COVID-19 vaccine barriers: Efficacy, availability and acceptability
Since the first case of COVID-19 recognized in the U.S. in January, there have been over 8 million infections and more than 220,000 deaths. There are over 50,000 new infections and almost 1000 new deaths reported per day. Recent analyses show over half of the states have rising new infection rates. Entering the fall with cooler weather and more indoor activity, we expect an increase in current numbers. The pandemic is not controlled, the virus is not going away soon, and with these numbers, there is nothing to celebrate. So a great deal of hope rides on new vaccines. But hope isn’t a strategy, and vaccines won’t be a quick fix.
The key goal of vaccines has been to create herd immunity, sufficient protection in the community to prevent further transmission, even among those unvaccinated susceptibles. For the novel coronavirus, the herd immunity target is around 70 percent. In the U.S., one of the president’s advisers, Scott Atlas, advocated for naturally-acquired infection to achieve herd immunity.
However, since only 10 percent of Americans have infection-related immunity, we would still need 60 percent more of the population to be infected – 180 million cases, with an associated death count of 900,000 to 1.8 million (0.5 percent to 1 percent crude mortality). This approach has recently been promoted by the Great Barrington Declaration’s signatories, three professors at Harvard, Oxford and Stanford, respectively. A much safer pathway – the compelling strategy- is through a vaccine.
However, for vaccine-related immunity, we need to have reached two important thresholds: a safe and efficacious vaccine and a high level of public acceptance. For example, if a new vaccine had only a 50 percent efficacy and only 50 percent of Americans accepted the vaccine, the population’s incremental proportion with immunity would be only 25 percent (0.5 times 0.5 or .25). Looking at possible combinations, one can see that the incrementally-required herd immunity of 60 percent can only be accomplished by having a vaccine with at least 90 percent efficacy plus a population acceptance of at least 70 percent.
A recent Pew survey suggested that the number of Americans willing to accept a COVID-19 vaccine is 50 percent, down from over 70 percent a few months ago. he early errors of the CDC with its flawed testing kits, subsequent failure to stand up against the White House’s denigrating political pressures and questions about the FDA’s independence have created mistrust in the public health agencies that will negatively influence greater vaccine acceptance.
Anthropologist Heidi Larson has said that the key to convincing vaccine-hesitant people is to restore trust, not reflexly ascribe to them ignorance, denial, or hubris. It is in the interest of vaccine manufacturers to be transparent about the details of their protocols and avoid premature announcements about the vaccine before outside panels of experts verify it. On Sept. 5, Governor Cuomo of New York said he would create his own expert team to review any FDA-approved vaccine before endorsing it for New Yorkers.
Even if highly efficacious, a vaccine requires nationally-coordinated distribution efforts. Most require two doses, and it is not clear how long immunity will last. If 20 million doses of a perfect vaccine arrive in January, that would be enough for only 10 million people (3 percent of the population). When 200 million doses become available, that would serve 100 million (33 percent). Only when we have 400 million doses could we vaccinate 200 million vaccine advocates and reach herd immunity (68 percent).
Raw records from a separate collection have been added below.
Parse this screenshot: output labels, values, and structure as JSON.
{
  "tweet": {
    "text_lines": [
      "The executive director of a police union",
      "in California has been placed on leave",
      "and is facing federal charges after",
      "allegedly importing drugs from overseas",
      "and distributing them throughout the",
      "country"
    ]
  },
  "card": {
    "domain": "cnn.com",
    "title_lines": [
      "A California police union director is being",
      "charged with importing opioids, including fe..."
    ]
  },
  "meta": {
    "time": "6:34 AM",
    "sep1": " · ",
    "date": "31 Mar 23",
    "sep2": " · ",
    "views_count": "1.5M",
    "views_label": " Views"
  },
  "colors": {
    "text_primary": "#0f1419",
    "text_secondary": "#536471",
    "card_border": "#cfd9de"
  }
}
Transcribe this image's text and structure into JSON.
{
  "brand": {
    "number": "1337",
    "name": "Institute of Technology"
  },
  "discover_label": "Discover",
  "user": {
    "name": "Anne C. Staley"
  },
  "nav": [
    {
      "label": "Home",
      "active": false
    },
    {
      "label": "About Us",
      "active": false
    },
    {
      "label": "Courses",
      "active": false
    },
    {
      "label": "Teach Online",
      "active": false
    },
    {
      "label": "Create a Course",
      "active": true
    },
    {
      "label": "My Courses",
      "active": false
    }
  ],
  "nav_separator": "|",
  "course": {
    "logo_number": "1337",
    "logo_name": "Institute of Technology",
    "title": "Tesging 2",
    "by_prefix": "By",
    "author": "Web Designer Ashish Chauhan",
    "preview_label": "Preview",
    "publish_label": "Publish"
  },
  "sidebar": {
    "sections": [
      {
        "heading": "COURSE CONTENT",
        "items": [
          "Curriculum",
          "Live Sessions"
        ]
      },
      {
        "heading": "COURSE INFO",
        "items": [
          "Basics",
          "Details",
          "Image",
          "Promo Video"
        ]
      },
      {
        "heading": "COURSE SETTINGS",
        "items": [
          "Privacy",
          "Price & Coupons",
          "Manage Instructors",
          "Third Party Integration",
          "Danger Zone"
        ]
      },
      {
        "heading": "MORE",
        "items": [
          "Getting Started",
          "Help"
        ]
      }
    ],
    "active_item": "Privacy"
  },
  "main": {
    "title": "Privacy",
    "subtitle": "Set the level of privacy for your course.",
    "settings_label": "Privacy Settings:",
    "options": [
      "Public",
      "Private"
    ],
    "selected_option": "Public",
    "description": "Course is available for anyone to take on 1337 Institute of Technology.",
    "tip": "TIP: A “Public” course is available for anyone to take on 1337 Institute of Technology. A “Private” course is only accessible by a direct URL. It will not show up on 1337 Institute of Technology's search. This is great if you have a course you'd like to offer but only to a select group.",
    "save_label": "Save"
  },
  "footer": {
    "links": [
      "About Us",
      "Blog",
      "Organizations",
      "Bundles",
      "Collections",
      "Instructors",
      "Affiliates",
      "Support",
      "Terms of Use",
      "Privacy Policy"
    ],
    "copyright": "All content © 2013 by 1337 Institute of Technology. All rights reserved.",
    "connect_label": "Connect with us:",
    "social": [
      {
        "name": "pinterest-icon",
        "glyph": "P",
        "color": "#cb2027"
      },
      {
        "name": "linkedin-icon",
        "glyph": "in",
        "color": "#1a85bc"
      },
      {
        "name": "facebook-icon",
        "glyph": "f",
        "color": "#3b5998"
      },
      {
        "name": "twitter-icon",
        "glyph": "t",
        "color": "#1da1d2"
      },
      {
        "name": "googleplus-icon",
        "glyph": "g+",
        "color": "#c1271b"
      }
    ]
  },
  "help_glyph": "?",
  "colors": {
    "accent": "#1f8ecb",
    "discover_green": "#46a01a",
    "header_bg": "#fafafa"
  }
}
We should prepare for another 9-12 months of disruption, despite the anticipated arrival of a safe and effective vaccine. In the meantime, public health authorities need to address vaccine-hesitancy. We may be tempted to relax some of the mitigation precautions we have lived with when a new vaccine for COVID-19 is announced. That would be a huge error. We still have too many Americans with no immunity, fully vulnerable to this unforgiving virus. Transmission is not quickly going away.
We know what works to protect us: masks, physical distancing, avoiding crowds, staying outdoors, hand washing and hard surface disinfection. Perhaps we can institute more focused intervention methods than at the beginning of the pandemic. But targeted efforts would require more testing with a quick turnaround, more contact tracing with the rapid quarantine of contacts and isolation of infected people, more public health spine, more transparency from pharmaceutical companies, and more science and truth from the White House.
Richard P. Wenzel, M.D., MSc, is an infectious disease epidemiologist at Virginia Commonwealth University in Richmond. He is editor-at-large of The New England Journal of Medicine. Wenzel also serves as emeritus professor and former Chair of the Department of Internal Medicine at VCU and has been the president of both the Society for Healthcare Epidemiologists of America and The International Society for Infectious Diseases.